First Generation Students Celebrated
November 5, 2018 - Dorene DiNaro
“I am first-generation,” those are the words, and these are the students who are first in their family to attend a four-year college and attain a bachelor’s degree. These are the scholars that the First-Generation Celebration, hosted by UNM Student Support Services, slated for Friday, Nov. 9 at noon in the Student Union Building Atrium honors.
The University of New Mexico joins many college campuses across the nation in celebrating the 53rd anniversary of legislation which has helped countless low-income students become the first in their families to earn college degrees.
“The celebration is the second annual at UNM and is designed to commemorate the Higher Education Act of 1965—specifically November 8, 1965—the day that the term ‘first-generation’ was coined into legislation,” says Dawn Blue-Sky Hill, director for UNM Student Support Services-TRIO (SSS).
According to Blue-Sky Hill, the inaugural celebration was held last year in part with the Council for Opportunity in Education, and the Center for First-Generation Success program with the National Association of Student Personnel Administrators (NASPA). “It was a huge success nationwide and so they have decided to have a celebration every year,” she says.
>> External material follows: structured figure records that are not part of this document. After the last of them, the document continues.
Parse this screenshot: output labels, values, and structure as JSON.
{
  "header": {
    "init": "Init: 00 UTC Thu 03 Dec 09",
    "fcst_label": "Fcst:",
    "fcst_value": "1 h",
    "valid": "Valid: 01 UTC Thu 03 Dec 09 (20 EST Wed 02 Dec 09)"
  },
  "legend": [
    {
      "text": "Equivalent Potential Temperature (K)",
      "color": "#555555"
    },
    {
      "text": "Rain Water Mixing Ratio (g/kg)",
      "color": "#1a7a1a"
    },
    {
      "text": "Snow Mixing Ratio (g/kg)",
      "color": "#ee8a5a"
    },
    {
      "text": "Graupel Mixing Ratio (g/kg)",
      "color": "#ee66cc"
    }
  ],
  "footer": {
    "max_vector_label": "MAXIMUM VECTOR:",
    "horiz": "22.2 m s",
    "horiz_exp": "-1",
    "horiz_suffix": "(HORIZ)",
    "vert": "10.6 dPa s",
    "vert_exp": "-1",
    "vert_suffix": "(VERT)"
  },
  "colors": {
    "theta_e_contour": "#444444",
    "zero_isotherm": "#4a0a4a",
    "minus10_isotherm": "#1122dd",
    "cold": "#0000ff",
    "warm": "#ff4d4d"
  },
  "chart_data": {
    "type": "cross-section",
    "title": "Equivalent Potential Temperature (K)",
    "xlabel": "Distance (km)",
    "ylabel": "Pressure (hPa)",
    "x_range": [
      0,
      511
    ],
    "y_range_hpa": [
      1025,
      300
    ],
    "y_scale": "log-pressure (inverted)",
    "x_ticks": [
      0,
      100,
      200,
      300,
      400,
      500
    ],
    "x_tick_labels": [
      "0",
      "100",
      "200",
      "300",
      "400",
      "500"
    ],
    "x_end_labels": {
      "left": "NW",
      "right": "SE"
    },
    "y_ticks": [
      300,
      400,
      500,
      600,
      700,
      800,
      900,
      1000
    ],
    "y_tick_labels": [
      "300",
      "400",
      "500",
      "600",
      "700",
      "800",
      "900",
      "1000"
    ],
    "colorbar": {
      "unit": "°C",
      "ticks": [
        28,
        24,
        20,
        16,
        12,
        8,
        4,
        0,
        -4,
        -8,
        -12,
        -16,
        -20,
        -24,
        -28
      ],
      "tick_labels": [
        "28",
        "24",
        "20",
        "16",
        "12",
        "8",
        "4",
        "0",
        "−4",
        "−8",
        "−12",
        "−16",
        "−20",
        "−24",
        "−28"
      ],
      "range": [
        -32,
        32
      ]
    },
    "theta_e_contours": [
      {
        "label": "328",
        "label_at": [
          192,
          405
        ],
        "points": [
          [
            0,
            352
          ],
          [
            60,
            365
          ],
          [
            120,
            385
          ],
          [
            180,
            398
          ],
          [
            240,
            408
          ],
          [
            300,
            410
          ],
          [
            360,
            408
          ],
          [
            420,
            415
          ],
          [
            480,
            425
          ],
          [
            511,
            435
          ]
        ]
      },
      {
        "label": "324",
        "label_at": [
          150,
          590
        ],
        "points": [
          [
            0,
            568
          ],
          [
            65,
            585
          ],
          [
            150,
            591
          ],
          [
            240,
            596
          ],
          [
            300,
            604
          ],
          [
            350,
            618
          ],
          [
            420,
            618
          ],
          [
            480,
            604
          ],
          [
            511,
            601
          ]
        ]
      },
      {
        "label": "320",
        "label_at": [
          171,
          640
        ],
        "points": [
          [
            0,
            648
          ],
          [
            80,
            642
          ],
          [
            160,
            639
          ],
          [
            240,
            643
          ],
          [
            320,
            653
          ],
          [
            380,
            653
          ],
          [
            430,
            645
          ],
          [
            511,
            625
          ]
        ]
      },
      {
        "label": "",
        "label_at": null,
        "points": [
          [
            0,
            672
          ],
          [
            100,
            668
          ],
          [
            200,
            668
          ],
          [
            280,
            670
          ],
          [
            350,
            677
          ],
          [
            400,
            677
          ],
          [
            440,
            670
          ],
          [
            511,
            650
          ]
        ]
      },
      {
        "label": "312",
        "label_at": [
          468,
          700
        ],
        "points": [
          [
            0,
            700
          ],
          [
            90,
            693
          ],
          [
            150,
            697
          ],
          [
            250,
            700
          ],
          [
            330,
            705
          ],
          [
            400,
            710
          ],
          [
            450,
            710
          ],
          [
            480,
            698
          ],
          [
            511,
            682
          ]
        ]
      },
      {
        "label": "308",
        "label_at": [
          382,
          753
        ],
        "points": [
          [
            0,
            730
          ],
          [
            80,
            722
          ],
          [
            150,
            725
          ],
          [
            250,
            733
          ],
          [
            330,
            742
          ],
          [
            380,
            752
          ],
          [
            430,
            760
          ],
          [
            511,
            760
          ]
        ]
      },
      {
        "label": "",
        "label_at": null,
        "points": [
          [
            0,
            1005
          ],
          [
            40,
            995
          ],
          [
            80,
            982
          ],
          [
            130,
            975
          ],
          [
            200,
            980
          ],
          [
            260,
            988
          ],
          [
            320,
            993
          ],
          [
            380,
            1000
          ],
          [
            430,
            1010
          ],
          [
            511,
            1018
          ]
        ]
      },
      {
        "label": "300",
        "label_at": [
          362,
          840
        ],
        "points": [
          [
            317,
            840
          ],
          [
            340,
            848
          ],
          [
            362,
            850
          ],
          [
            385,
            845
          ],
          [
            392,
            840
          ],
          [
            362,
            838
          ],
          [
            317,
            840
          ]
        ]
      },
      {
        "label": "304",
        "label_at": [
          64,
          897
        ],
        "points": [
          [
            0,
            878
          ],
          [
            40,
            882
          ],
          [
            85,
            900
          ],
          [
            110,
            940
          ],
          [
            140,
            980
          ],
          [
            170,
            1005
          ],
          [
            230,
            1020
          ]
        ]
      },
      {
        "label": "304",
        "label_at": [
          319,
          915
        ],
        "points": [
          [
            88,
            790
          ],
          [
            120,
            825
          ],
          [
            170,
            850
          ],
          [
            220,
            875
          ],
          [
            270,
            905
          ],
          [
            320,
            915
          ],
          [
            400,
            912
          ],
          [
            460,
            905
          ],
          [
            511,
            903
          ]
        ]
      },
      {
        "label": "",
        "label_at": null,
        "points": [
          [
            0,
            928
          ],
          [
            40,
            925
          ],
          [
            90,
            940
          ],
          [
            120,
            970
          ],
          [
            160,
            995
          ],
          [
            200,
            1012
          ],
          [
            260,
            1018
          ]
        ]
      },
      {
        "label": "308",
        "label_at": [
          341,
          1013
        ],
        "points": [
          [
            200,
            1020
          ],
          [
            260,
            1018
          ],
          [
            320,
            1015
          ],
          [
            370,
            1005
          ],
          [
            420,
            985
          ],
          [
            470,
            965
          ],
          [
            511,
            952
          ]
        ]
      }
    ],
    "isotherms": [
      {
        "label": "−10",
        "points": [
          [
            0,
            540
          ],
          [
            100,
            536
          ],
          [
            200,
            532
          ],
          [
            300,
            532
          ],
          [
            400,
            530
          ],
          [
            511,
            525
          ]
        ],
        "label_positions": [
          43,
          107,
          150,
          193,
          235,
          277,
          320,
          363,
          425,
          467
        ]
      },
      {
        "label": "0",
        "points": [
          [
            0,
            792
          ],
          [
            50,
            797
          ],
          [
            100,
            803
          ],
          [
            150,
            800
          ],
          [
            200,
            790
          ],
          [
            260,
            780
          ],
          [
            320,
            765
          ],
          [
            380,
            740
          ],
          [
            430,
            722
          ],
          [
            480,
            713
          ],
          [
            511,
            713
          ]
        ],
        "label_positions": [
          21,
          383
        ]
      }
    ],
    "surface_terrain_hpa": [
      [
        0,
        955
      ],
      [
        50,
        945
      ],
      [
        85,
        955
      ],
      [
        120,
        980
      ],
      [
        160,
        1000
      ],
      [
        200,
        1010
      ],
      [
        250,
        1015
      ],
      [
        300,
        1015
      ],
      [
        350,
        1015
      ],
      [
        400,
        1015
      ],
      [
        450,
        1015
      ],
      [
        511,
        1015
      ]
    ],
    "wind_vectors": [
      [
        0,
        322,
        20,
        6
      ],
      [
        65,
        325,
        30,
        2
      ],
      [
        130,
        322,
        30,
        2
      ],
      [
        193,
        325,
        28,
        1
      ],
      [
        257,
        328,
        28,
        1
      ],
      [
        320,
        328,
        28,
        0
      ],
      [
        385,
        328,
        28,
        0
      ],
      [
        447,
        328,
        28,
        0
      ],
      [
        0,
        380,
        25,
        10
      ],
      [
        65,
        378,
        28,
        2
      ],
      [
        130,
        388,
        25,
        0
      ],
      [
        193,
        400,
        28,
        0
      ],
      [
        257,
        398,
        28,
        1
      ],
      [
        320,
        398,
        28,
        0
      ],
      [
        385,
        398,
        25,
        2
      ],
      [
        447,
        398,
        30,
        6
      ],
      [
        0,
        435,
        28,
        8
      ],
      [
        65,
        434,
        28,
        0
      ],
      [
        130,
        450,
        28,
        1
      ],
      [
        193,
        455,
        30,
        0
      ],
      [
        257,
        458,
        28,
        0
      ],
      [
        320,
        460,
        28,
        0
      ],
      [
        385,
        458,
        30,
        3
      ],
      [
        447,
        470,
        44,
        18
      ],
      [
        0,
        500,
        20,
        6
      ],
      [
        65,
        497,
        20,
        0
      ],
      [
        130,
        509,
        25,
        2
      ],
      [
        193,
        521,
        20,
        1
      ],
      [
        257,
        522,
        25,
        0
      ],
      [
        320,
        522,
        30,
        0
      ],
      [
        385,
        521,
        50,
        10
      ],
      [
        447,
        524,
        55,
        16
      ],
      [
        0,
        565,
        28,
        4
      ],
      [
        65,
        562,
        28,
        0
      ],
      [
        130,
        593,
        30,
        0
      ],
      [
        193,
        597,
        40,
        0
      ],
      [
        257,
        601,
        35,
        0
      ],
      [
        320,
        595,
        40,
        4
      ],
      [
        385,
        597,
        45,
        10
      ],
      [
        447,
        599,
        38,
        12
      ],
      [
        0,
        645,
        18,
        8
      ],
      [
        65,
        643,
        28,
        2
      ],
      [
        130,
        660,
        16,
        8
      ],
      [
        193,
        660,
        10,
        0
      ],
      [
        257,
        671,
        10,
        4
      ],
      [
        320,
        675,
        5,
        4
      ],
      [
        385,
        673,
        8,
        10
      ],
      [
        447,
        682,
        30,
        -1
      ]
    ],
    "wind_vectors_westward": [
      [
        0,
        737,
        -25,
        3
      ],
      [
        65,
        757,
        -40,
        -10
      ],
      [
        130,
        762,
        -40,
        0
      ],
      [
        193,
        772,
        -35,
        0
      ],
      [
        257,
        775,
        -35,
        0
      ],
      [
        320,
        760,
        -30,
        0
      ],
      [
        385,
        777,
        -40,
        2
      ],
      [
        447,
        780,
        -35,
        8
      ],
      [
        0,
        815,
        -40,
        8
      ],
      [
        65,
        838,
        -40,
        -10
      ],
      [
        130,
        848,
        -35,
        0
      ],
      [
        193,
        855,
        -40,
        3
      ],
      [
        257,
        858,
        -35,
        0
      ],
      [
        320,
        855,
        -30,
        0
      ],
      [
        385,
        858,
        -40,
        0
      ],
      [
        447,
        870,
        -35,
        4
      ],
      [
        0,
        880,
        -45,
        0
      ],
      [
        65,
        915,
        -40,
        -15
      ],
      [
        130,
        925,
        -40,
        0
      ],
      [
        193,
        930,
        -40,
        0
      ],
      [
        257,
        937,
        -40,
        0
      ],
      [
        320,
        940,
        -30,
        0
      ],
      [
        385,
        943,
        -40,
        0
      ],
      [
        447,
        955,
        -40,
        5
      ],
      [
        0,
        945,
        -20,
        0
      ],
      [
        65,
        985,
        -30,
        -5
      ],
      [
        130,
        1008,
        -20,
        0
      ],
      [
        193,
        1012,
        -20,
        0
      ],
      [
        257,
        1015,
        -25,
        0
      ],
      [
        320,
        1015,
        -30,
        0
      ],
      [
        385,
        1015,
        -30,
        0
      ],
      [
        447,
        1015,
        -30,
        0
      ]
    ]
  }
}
The SSS program at UNM targets 160 of the university’s undergraduate students who are first-generation to college, low-income and/or have a documented disability. Many of the students they serve go on to give back to the program through mentorship and advisement.
Tamara Martinez, a current SSS advisor earned her undergraduate degree while participating in the SSS and Ronald E. McNair programs and is now striving to earn her graduate degree by the end of this semester. “I wouldn't’t be here without these programs,” she says.
Minh Le, a UNM student majoring in Biology and double-minoring in Chemistry and Psychology, also serves as a peer coach in the Student Support Services at UNM as a way to help first-generation students like himself. He has plans to become a family practitioner after college.
Student Support Services-TRIO aims to increase the college retention and graduation rates of program participants at UNM through a holistic framework where participants receive individualized support by addressing their educational and personal needs. The program is 100% federally funded through a grant from the US Department of Education TRIO Programs.